Pros and cons of group disability insurance
- No medical exam required. As a group policy, your health condition isn’t relevant to the premium you pay for disability insurance. But most policies do have a pre-existing conditions clause that prevents you from being covered for illnesses you had for a specified amount of time before applying for coverage.
- Low cost. Because the policy is offered as an employee benefit, your short- or long-term disability premiums may be fully covered by your employer. But even if you’re required to pay the full premium, you’ll have much lower rates than purchasing an individual policy.
- No complicated application process. Signing up for group disability insurance is usually as simple as checking a box to opt in during your employer’s enrollment period.
- Nonportable. If your policy doesn’t include portability, your coverage ends when you leave your employer.
- Generic policy. As a group policy, you likely won’t have the option to customize it to meet your needs.
Compare group disability insurance
We update our data regularly, but information can change between updates. Confirm details with the provider you're interested in before making a decision.
Alternatives to group disability insurance
If you’re set on income replacement, your main alternative to a group disability plan is an individual plan. Your coverage stays with you for as long as you pay your premiums, regardless of employment. And, you’ll be able to customize the key elements of your policy, such as the length of your waiting period and the percentage of your income replaced.
However, you could also rely on:
- Social security disability insurance (SSDI)
- Workers’ comp
- Life insurance
Can I get group disability payments and SSDI payments?
SSDI benefits don’t kick in until you’ve been out of work for at least six months, which means you’ll be receiving long-term disability payments while you wait for your SSDI benefits to start.
Your long-term disability plan usually includes a set amount of time it will pay benefits before offsetting with other payments you may be receiving, such as workers comp or SSDI. This time period is typically six to 12 months.
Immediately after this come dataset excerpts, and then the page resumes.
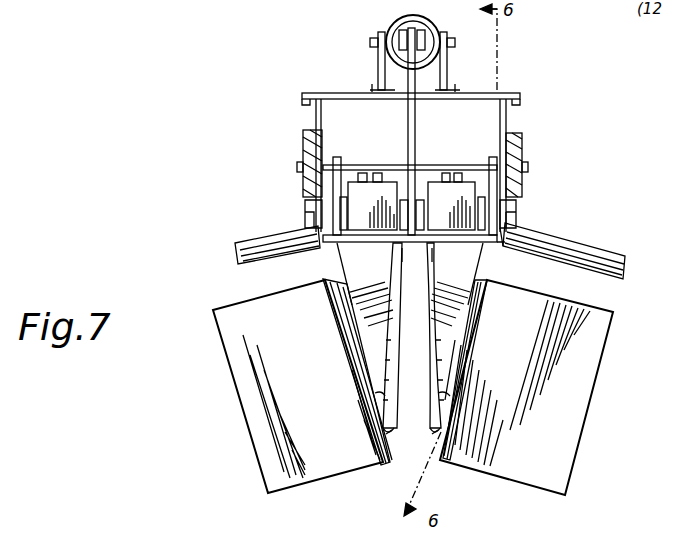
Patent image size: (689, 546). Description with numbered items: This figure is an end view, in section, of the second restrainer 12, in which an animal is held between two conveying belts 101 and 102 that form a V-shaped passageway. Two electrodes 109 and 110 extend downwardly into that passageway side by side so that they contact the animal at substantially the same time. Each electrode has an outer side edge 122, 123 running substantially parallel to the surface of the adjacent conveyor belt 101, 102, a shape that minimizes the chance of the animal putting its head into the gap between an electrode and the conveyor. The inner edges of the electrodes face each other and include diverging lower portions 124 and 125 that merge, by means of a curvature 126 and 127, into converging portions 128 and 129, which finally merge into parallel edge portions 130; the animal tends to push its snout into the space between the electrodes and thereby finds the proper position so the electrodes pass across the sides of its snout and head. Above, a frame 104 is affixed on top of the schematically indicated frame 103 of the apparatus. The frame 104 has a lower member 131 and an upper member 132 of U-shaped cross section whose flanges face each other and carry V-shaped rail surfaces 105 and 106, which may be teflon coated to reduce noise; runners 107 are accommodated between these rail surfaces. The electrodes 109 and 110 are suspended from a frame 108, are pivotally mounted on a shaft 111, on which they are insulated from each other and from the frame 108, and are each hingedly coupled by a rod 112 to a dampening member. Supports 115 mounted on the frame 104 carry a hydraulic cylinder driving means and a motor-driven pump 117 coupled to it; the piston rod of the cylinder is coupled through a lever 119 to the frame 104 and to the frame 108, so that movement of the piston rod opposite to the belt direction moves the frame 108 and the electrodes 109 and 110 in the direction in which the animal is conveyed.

The second restrainer 12 is at (598, 425).
The conveying belt 101 is at (357, 470).
The conveying belt 102 is at (460, 440).
The frame of the apparatus 103 is at (586, 252).
The frame 104 is at (510, 212).
The V-shaped rail surface 105 is at (303, 195).
The V-shaped rail surface 106 is at (303, 152).
The runner 107 is at (523, 150).
The frame 108 is at (330, 247).
The electrode 109 is at (433, 433).
The electrode 110 is at (386, 438).
The shaft 111 is at (420, 165).
The rod 112 is at (367, 172).
The support 115 is at (447, 64).
The motor-driven pump 117 is at (425, 30).
The lever 119 is at (416, 130).
The outer side edge 122 is at (360, 358).
The outer side edge 123 is at (458, 376).
The diverging lower portion 124 is at (383, 392).
The diverging lower portion 125 is at (453, 402).
The curvature 126 is at (392, 340).
The curvature 127 is at (434, 345).
The converging portion 128 is at (389, 293).
The converging portion 129 is at (440, 293).
The parallel edge portions 130 is at (438, 276).
The lower member 131 is at (518, 205).
The upper member 132 is at (314, 104).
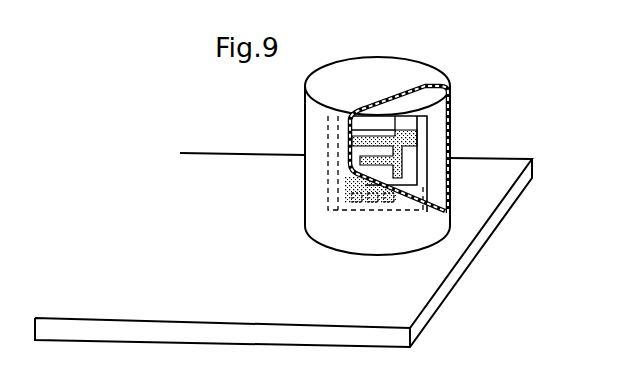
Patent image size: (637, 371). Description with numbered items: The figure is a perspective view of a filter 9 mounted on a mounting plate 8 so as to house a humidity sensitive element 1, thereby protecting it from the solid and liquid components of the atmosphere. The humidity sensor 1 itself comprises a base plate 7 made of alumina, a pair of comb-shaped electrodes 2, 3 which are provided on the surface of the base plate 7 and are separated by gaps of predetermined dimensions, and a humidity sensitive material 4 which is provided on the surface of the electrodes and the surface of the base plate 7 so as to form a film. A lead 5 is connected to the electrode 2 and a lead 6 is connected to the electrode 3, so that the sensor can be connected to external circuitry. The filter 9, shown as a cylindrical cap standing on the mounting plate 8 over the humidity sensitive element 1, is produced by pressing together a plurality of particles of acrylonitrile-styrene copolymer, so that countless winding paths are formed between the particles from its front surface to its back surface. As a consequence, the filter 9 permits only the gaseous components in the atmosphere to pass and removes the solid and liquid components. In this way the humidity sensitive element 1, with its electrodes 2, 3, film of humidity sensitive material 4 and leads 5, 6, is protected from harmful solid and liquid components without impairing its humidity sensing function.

The humidity sensor 1 is at (418, 116).
The comb-shaped electrode 2 is at (376, 131).
The comb-shaped electrode 3 is at (410, 165).
The humidity sensitive material 4 is at (417, 138).
The lead 5 is at (352, 223).
The lead 6 is at (408, 223).
The base plate 7 is at (399, 149).
The mounting plate 8 is at (420, 302).
The filter 9 is at (402, 61).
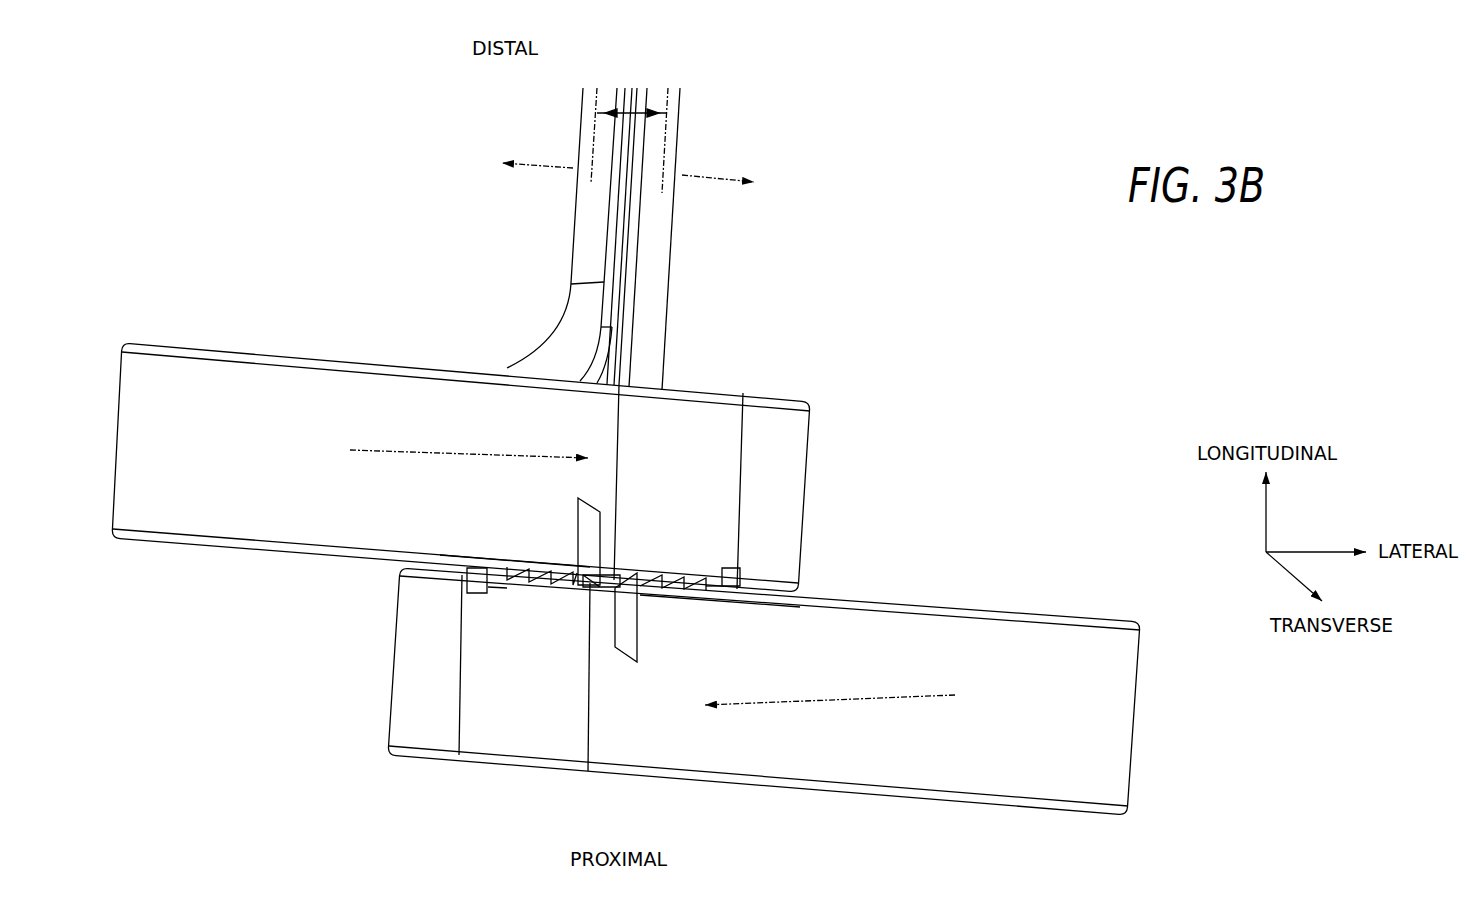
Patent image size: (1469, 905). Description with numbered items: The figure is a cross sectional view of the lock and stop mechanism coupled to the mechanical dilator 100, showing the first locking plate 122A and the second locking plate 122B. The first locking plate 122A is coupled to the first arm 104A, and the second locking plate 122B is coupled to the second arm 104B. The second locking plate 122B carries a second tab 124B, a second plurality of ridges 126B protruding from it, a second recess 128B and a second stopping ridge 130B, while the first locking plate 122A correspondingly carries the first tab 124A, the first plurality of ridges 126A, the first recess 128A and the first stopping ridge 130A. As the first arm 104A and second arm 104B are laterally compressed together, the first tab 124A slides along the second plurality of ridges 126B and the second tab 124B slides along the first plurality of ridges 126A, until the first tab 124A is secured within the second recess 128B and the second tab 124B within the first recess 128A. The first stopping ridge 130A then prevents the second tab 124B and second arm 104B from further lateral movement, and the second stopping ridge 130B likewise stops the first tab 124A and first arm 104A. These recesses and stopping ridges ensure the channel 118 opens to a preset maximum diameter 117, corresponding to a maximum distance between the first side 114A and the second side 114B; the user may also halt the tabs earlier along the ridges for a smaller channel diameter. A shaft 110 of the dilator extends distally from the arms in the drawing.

The mechanical dilator 100 is at (257, 600).
The first arm 104A is at (958, 615).
The second arm 104B is at (208, 353).
The shaft 110 is at (686, 322).
The first side 114A is at (657, 222).
The second side 114B is at (597, 230).
The maximum diameter 117 is at (633, 95).
The channel 118 is at (656, 73).
The first locking plate 122A is at (673, 600).
The second locking plate 122B is at (533, 557).
The first tab 124A is at (621, 570).
The second tab 124B is at (590, 593).
The first plurality of ridges 126A is at (710, 557).
The second plurality of ridges 126B is at (575, 600).
The first recess 128A is at (720, 560).
The second recess 128B is at (495, 592).
The first stopping ridge 130A is at (742, 567).
The second stopping ridge 130B is at (473, 596).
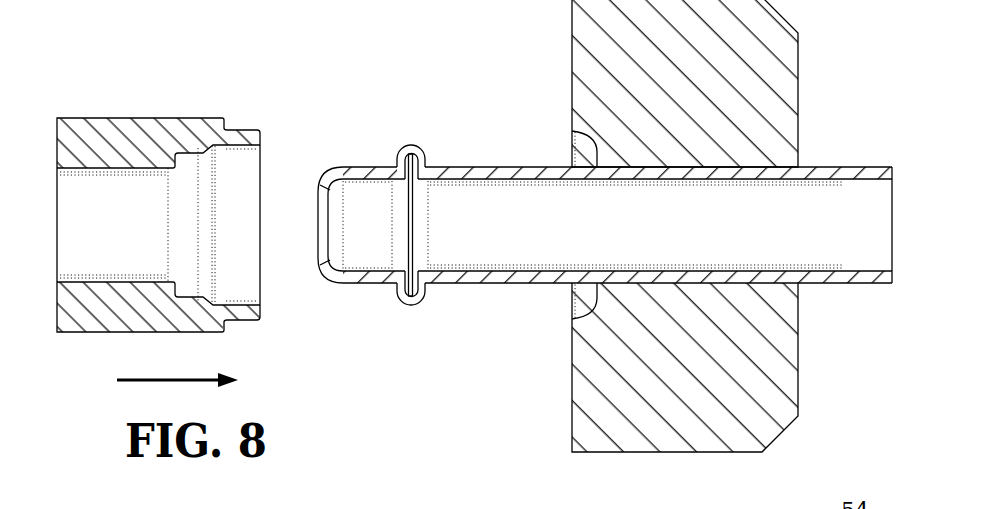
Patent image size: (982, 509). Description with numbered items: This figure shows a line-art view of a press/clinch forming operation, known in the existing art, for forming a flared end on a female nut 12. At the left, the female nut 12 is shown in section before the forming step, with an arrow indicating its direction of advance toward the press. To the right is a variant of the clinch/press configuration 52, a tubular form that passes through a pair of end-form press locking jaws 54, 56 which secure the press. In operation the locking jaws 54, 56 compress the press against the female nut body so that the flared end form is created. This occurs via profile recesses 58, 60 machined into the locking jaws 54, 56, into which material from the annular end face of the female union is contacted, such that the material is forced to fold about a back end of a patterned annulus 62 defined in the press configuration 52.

Once this time passes, your long-term disability will pay you the difference between your Social Security payment and your long-term disability payment.
For example, if you get $2000 per month from your long-term disability policy and get $1,500 a month from Social Security, you’ll only get $500 a month from your disability policy insurer after offsets.
A group disability insurance plan is one of the most affordable ways to protect your income if you’re unable to work after a disability. And if your employer subsidizes the cost of your premiums, you may even get coverage for free. But you’ll have no say in how the policy is crafted or which add-ons your policy includes.
To consider an individual policy or a way to subsidize what your employer offers, shop around to find the coverage that suits you best.